Previous studies have highlighted the fact that patients using applications report increased satisfaction when prompted to actively transmit data, although forgetting to send data remains a common challenge among respondents [12]. In various research domains, efforts have been made to enhance applications and monitoring systems by implementing reminders for systematic recordings. For instance, SMS reminders are employed to encourage patients to transfer data promptly and engage actively with notifications and other information provided by the application [14]. In the MoodMon study, the reminders for voice recordings, prompting responses to three questions, played a crucial role.
Our study is pioneering in demonstrating that systematic, patient-initiated voice data transfer enhances health monitoring efficacy in patients with BD. To our knowledge, no other studies have explored this area.
The findings of the present study offer optimism that patients’ understanding of how their active involvement can improve the effectiveness of bipolar disorder monitoring will lead to better disease management. This underscores the ongoing importance of psychoeducation in this context, particularly for individuals with mental disorders like BD, who may face greater challenges in maintaining motivation and consistency, compared to those with other chronic illnesses.
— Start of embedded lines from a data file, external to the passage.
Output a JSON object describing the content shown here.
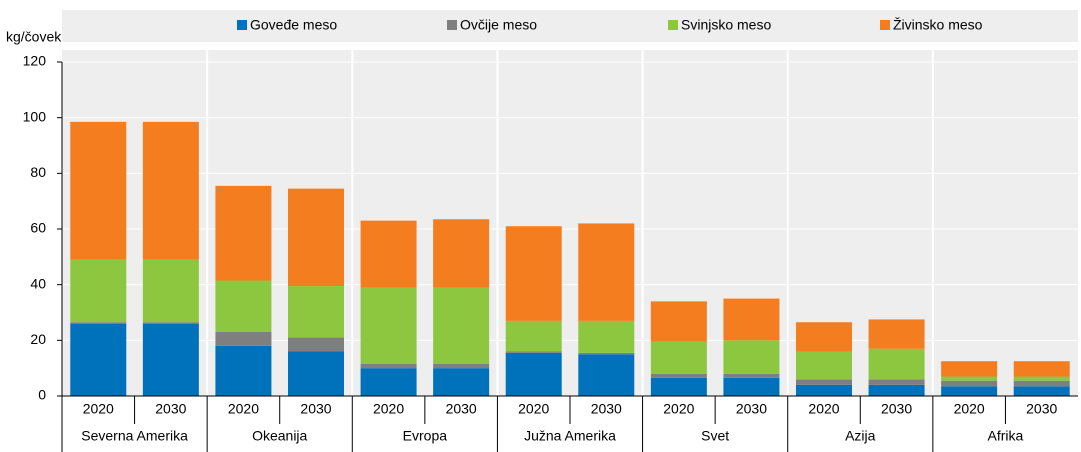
{
  "chart_data": {
    "type": "stacked_bar",
    "y_label": "kg/čovek",
    "categories": [
      "2020",
      "2030",
      "2020",
      "2030",
      "2020",
      "2030",
      "2020",
      "2030",
      "2020",
      "2030",
      "2020",
      "2030",
      "2020",
      "2030"
    ],
    "groups": [
      "Severna Amerika",
      "Okeanija",
      "Evropa",
      "Južna Amerika",
      "Svet",
      "Azija",
      "Afrika"
    ],
    "series": [
      {
        "name": "Goveđe meso",
        "color": "#0072bc",
        "values": [
          26,
          26,
          18,
          16,
          10,
          10,
          15.5,
          15,
          6.5,
          6.5,
          4,
          4,
          3.5,
          3.5
        ]
      },
      {
        "name": "Ovčije meso",
        "color": "#7f7f7f",
        "values": [
          0.5,
          0.5,
          5,
          5,
          1.5,
          1.5,
          0.5,
          0.5,
          1.5,
          1.5,
          2,
          2,
          2,
          2
        ]
      },
      {
        "name": "Svinjsko meso",
        "color": "#8dc63f",
        "values": [
          22.5,
          22.5,
          18.5,
          18.5,
          27.5,
          27.5,
          11,
          11.5,
          11.5,
          12,
          10,
          11,
          1.5,
          1.5
        ]
      },
      {
        "name": "Živinsko meso",
        "color": "#f47d20",
        "values": [
          49.5,
          49.5,
          34,
          35,
          24,
          24.5,
          34,
          35,
          14.5,
          15,
          10.5,
          10.5,
          5.5,
          5.5
        ]
      }
    ],
    "ylim": [
      0,
      120
    ],
    "yticks": [
      0,
      20,
      40,
      60,
      80,
      100,
      120
    ],
    "grid": true
  }
}
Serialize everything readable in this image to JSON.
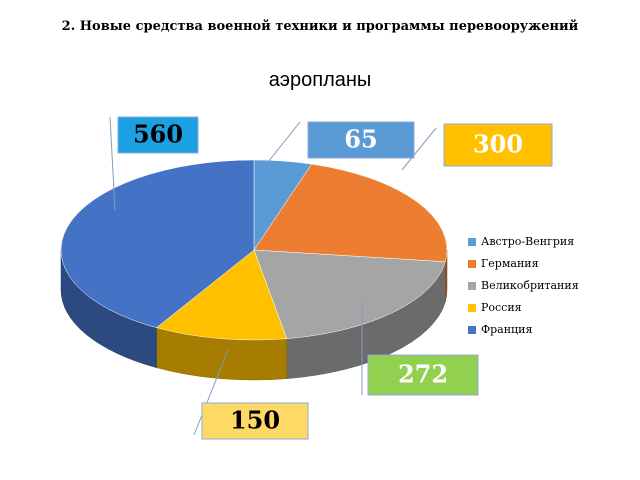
{
  "heading": "2. Новые средства военной техники и программы перевооружений",
  "chart_data": {
    "type": "pie3d",
    "title": "аэропланы",
    "categories": [
      "Австро-Венгрия",
      "Германия",
      "Великобритания",
      "Россия",
      "Франция"
    ],
    "values": [
      65,
      300,
      272,
      150,
      560
    ],
    "colors": [
      "#5b9bd5",
      "#ed7d31",
      "#a5a5a5",
      "#ffc000",
      "#4472c4"
    ],
    "legend": "right"
  }
}
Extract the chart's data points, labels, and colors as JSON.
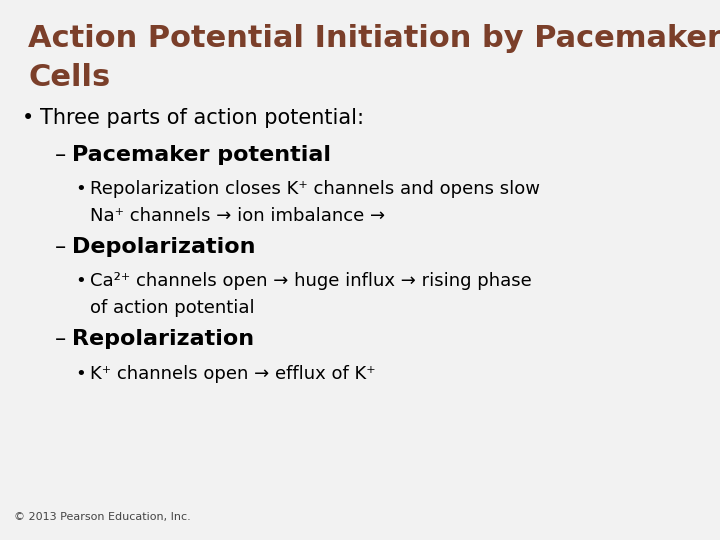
{
  "title_line1": "Action Potential Initiation by Pacemaker",
  "title_line2": "Cells",
  "title_color": "#7B3F2A",
  "background_color": "#F2F2F2",
  "footer": "© 2013 Pearson Education, Inc.",
  "bullet1_color": "#000000",
  "title_fontsize": 22,
  "body_fontsize": 15,
  "sub_header_fontsize": 16,
  "sub_bullet_fontsize": 13,
  "footer_fontsize": 8
}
According to the exit survey conducted in our clinical trial, 62% of the respondents highlighted the benefits of using the MoodMon system. The most commonly reported advantages were:
increased frequency, regularity, and improved communication with psychiatrists (27%),
perception of better and consistent health monitoring (20%),
feeling of support and improved care (3%).
Additionally, 66% of the respondents stated that the application had a neutral impact on their mental state, while 20% reported a positive impact. Only 3% indicated a mildly negative impact, and 1% felt it had a negative impact.
These results underscore the potential of digital health technologies to enhance patient engagement and satisfaction, thereby contributing to more effective management of bipolar disorder.
CONCLUSIONS
A notable enhancement in the system’s effectiveness metrics was observed, as patients intensified their participation and consistently supplied actively obtained objective monitoring data.
The study demonstrates patients’ acceptance of the monitoring approach. However, there is a clear need for thorough analysis from both the psychiatrists’ and patients’ perspectives, particularly given the limited focus on patient viewpoints amid the growing volume of AI studies in psychiatry.